A British architect, designer, painter and teacher of Iraqi descent, Zaha Hadid was born in 1950 in Baghdad. Hadid draws on the Suprematist ideas of Kazimir Malevich; her work, labeled "deconstructivist," finds shape in the clash between fragmentary superimposed geometric forms. Her award-winning designs, often rendered as oil paintings, are widely exhibited.

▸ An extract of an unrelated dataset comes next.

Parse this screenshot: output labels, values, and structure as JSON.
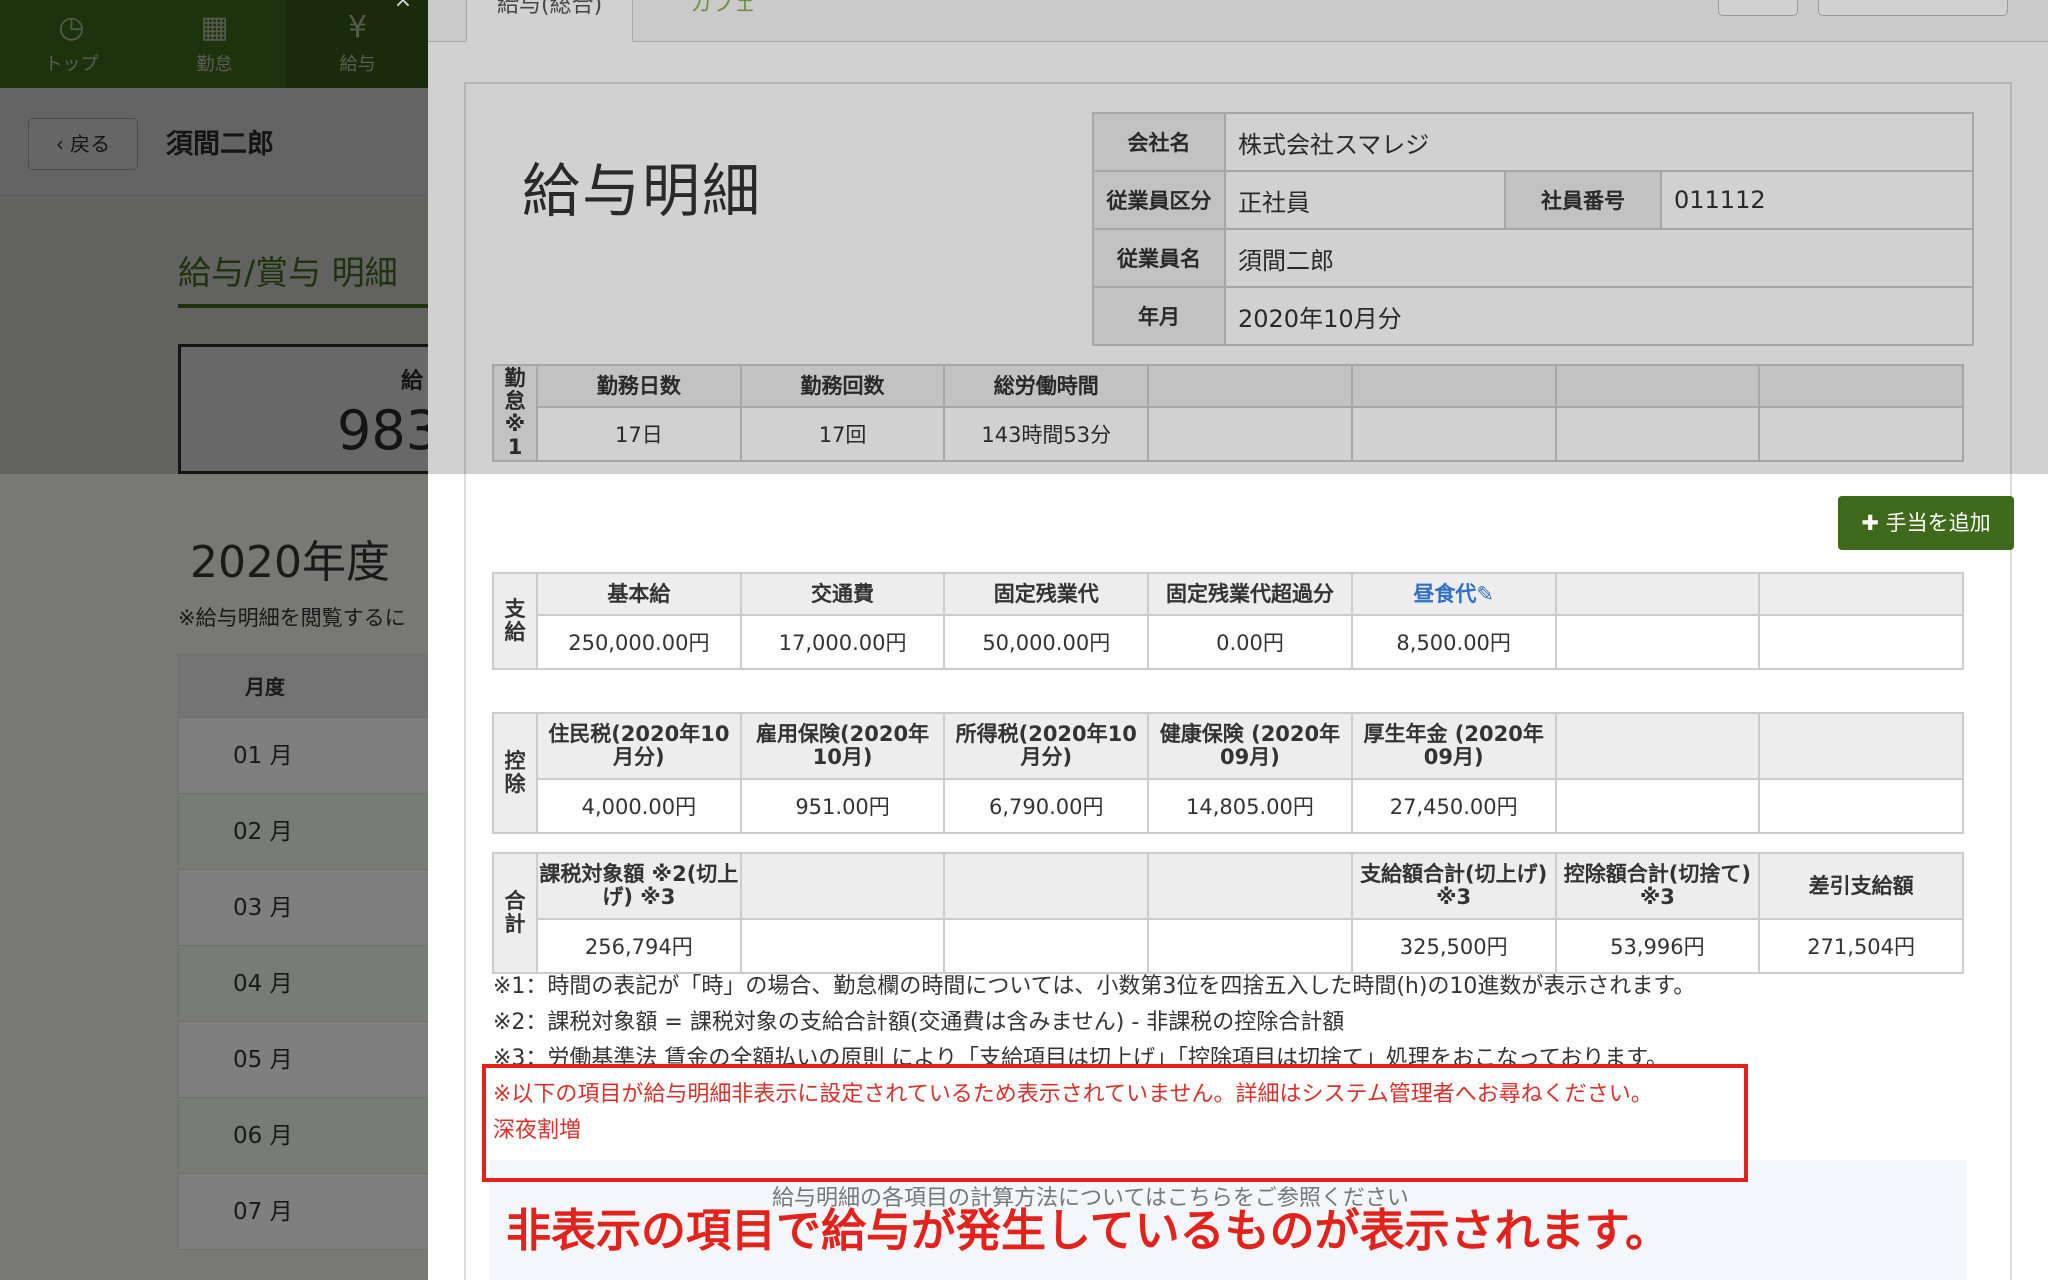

Biographical/Historical Note
Zaha Hadid is a leading architect, currently practicing in London, whose work encompasses urban planning, interior design, and product and furniture design. She was born in Iraq in 1950 and received her degree in mathematics at the American University in Beirut. From 1972 to 1977, Hadid attended the Architectural Association in London where she encountered the work of the architects Elias Zenghelis and Rem Koolhaas. After completing her studies, Hadid joined the Office for Metropolitan Architecture (OMA) as a partner and worked on the Dutch House of Parliament Extension in the Hague. She established her own practice in London in 1979 and soon after won the Peak International Design Competition, Hong Kong, in 1983. This award was the first of Hadid's many international exhibitions, awards and commissions. Since 1986, Hadid has intermittently taught architectural design at the Architectural Association, London; the Graduate School of Design, Harvard; and the Graduate School of Architecture, Planning and Preservation, Columbia University. Hadid is known and admired as much for her extraordinary abstract, deconstructionist architectural drawings as for her built designs, which, though few, include the fire station in Vitra Germany and the IBA housing block in Berlin.